Momix: l’arte dell’alchimia e l’alchimia dell’arte

[rating=5] “Lo spettatore, dovrebbe non poter mai raccontare ciò che ha udito, ciò da cui è stato posseduto nel suo abbandono a teatro”.

Mi viene in mente questo pensiero di Carmelo Bene per sintetizzare la difficoltà di chi scrive nell’analizzare lo spettacolo dei Momix, un’esperienza totalizzante che sfugge alle definizioni.

Alchemy è un viaggio fantastico e surreale alla ri-scoperta dei quattro elementi. Il coreografo Moses Pendleton, fondatore della compagnia americana gioca con la materia esaltandone la straordinarietà e sottolineando il suo credo: la sua Bibbia è la Natura.

La brochure di sala elenca le musiche, non è un caso, hanno un ruolo di prim’ordine e contribuiscono ad immerge lo spettatore in una dimensione onirica, si tratta di “Epic Music” e musica da film (Morricone è l’autore che compare più spesso). C’è anche un elenco di citazioni che aiutano a trovare chiavi di lettura a quello che si vede e si ode.

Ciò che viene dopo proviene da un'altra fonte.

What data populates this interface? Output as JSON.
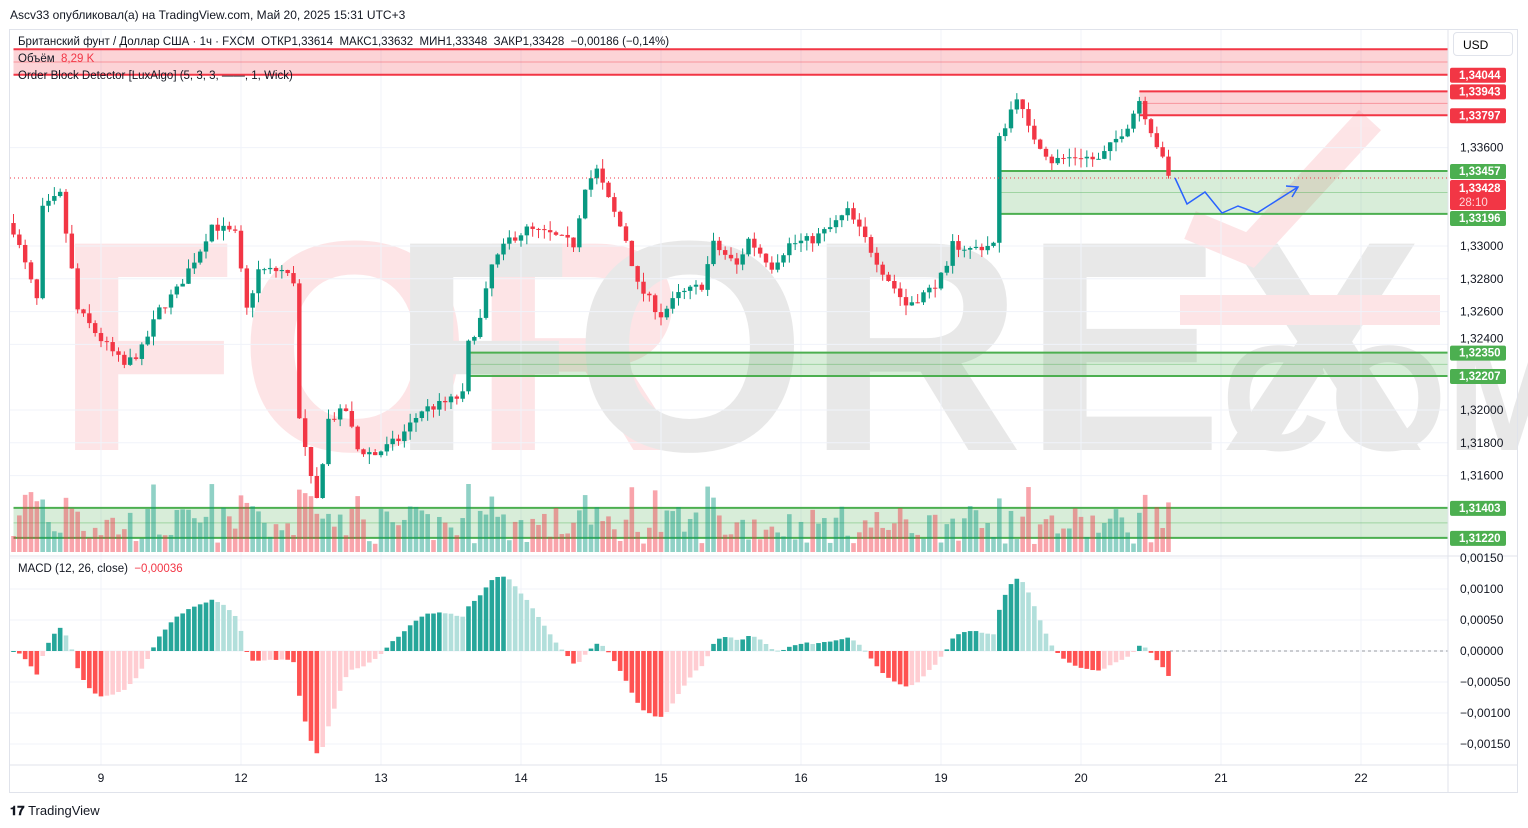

Mi colpisce quella di Isaac Newton:

Il mutamento dei corpi in luce e della luce nei corpi è strettamente conforme al corso della natura, che sembra prediligere la trasformazione”

Le “illusioni” dei Momix sono create soprattutto attraverso la luce. Intervenendo su di essa i danzatori riescono a ingigantirsi o scomparire, fondersi o raddoppiarsi. La luce e il suo doppio, l’oscurità, regalano effetti ottici di forte impatto emotivo con figure ed oggetti che fluttuano incuranti della gravità.

Le tecniche adottate per gli effetti scenici sono sapientemente mutuate da diversi mondi teatrali, c’è del kabuki con uomini vestiti di nero che muovono oggetti fluorescenti, ci sono i dervisci roteanti, acrobazie aeree e proiezioni in 3D. Anche i costumi contribuiscono a straordinari effetti prospettici, pannelli mobili si rivelano animati dall’interno e si trasformano in piramidi, tute spigolose ingannano gli occhi e tessuti esaltano la bellezza del corpo.

Alchemy- Momix_ph Max Pucciarello

Moses Pendleton da vero alchimista combina gli elementi carpendone le forze intrinseche in una lega di danza contemporanea e illusionismo, antico e moderno. I dieci danzatori, malleabile materia nelle mani di un potente demiurgo, si trasformano in aria, acqua, terra e fuoco, si intrecciano in forme, colori, luci procedendo con fluidità da un elemento all’altro, offrendosi in immagini che restano impresse.

Si gioca con le altezze e le direzioni, ciò che sembrerebbe pesante risulta leggero, il vuoto è pieno, ciò che concavo è convesso. I corpi si sdoppiano e l’immagine si moltiplica con uno spiazzante gioco di specchi.

Il pubblico, numerosissimo, apprezza gli inganni il corto circuito dei sensi e tributa un meritato successo. Alchemy rispetta ciò che il titolo immediatamente suggerisce: una magia alla quale volentieri ci si abbandona.